Komisioner Komnas HAM, Beka Ulung Hapsara. (Suara.com/Yaumal)
Komisioner Komnas HAM, Beka Ulung Hapsara. (Suara.com/Yaumal)

"Ketika ada kejadian atau bahkan memastikan standar FIFA ini diberlakukan di negara mekanismenya seperti apa? Ini yang akan juga menjadi pokok permintaan keterangan Komnas HAM terhadap FIFA," kata Beka menambahkan.

Terkait sanksi, Komnas HAM bakal mendalami bagaimana mekanisme pengambilan keputusannya, seperti level kesalahan dan tolak ukurnya.

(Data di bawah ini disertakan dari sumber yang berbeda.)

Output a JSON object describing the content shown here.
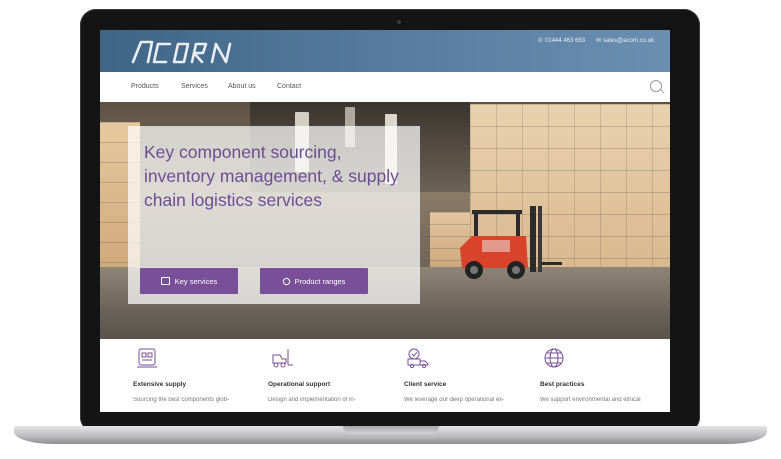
{
  "site": {
    "logo": "ACORN",
    "phone": "01444 463 663",
    "email": "sales@acorn.co.uk",
    "colors": {
      "brand_purple": "#7a4f9a",
      "header_blue": "#4a7092",
      "title_purple": "#6a4f92"
    }
  },
  "nav": {
    "items": [
      {
        "label": "Products"
      },
      {
        "label": "Services"
      },
      {
        "label": "About us"
      },
      {
        "label": "Contact"
      }
    ],
    "search_icon": "search-icon"
  },
  "hero": {
    "title": "Key component sourcing, inventory management, & supply chain logistics services",
    "buttons": [
      {
        "label": "Key services",
        "icon": "grid-icon"
      },
      {
        "label": "Product ranges",
        "icon": "cube-icon"
      }
    ]
  },
  "features": [
    {
      "title": "Extensive supply",
      "desc": "Sourcing the best components glob-",
      "icon": "supply-icon"
    },
    {
      "title": "Operational support",
      "desc": "Design and implementation of in-",
      "icon": "forklift-icon"
    },
    {
      "title": "Client service",
      "desc": "We leverage our deep operational ex-",
      "icon": "truck-icon"
    },
    {
      "title": "Best practices",
      "desc": "We support environmental and ethical",
      "icon": "globe-icon"
    }
  ]
}
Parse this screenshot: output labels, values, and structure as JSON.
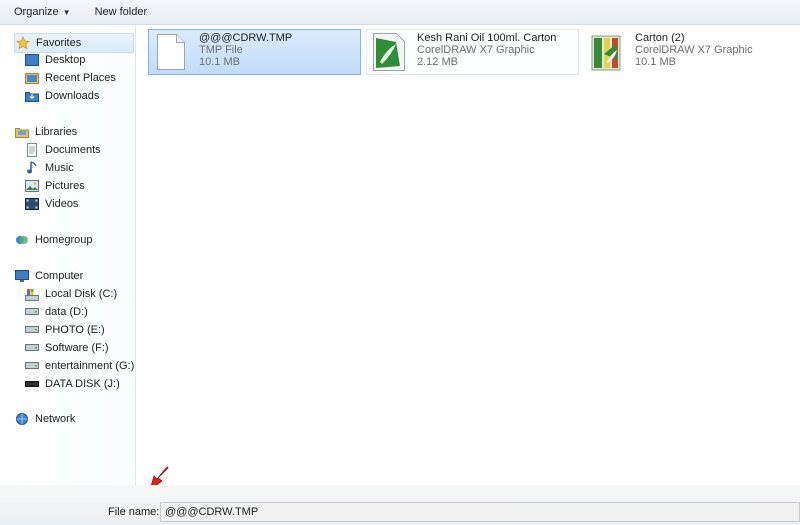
{
  "toolbar": {
    "organize": "Organize",
    "new_folder": "New folder"
  },
  "nav": {
    "favorites": {
      "label": "Favorites",
      "items": [
        "Desktop",
        "Recent Places",
        "Downloads"
      ]
    },
    "libraries": {
      "label": "Libraries",
      "items": [
        "Documents",
        "Music",
        "Pictures",
        "Videos"
      ]
    },
    "homegroup": "Homegroup",
    "computer": {
      "label": "Computer",
      "items": [
        "Local Disk (C:)",
        "data  (D:)",
        "PHOTO (E:)",
        "Software (F:)",
        "entertainment (G:)",
        "DATA DISK (J:)"
      ]
    },
    "network": "Network"
  },
  "files": [
    {
      "name": "@@@CDRW.TMP",
      "type": "TMP File",
      "size": "10.1 MB",
      "icon": "blank-file-icon"
    },
    {
      "name": "Kesh Rani Oil 100ml. Carton",
      "type": "CorelDRAW X7 Graphic",
      "size": "2.12 MB",
      "icon": "coreldraw-icon"
    },
    {
      "name": "Carton (2)",
      "type": "CorelDRAW X7 Graphic",
      "size": "10.1 MB",
      "icon": "coreldraw-thumbnail-icon"
    }
  ],
  "bottom": {
    "file_name_label": "File name:",
    "file_name_value": "@@@CDRW.TMP"
  }
}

"Sanksi ini kan banyak sekali indikatornya, variabelnya dan sebagainya. Ini kami akan juga pertanyakan," ungkap Beka.

Di sisi lain dalam Tragedi Kanjuruhan, Komnas HAM mengakui adanya dugaan pelanggaran HAM. Karenanya mereka juga bakal mempertanyakan komitmen FIFA terhadap penghargaan HAM.

"Komitmen FIFA terhadap HAM, berdasarkan Independent Human Rights Advisory Board yang dibentuk FIFA tahun 2017. Yang salah satu tugasnya, sesuai statuta FIFA artikel 3 terkait HAM adalah Strengthening Accountability for Human Rights in FIFA's Government Structure and Access to Remedy for Those Harmed," kata Beka.

Dalam hal tersebut, Komnas HAM bakal menggali pertanggungjawaban PSSI terkait pemulihan para korban Tragedi Kanjuruhan.

"Bagaimana pelaksanaan dari artikel 3 terkait hak asasi manusia. Karena ini juga bagaimana pengawasan, misalnya FIFA terhadap PSSI sebagai anggota FIFA, dan juga akses remedy, pemulihan terhadap korban pada mereka yang menjadi korban dalam dunia persepakbolaan," ujar Beka.

Guna melakukan pemeriksaan terhadap FIFA, Komnas HAM telah berkirim surat yang berisi pertanyaan terkait poin yang dipaparkan Beka.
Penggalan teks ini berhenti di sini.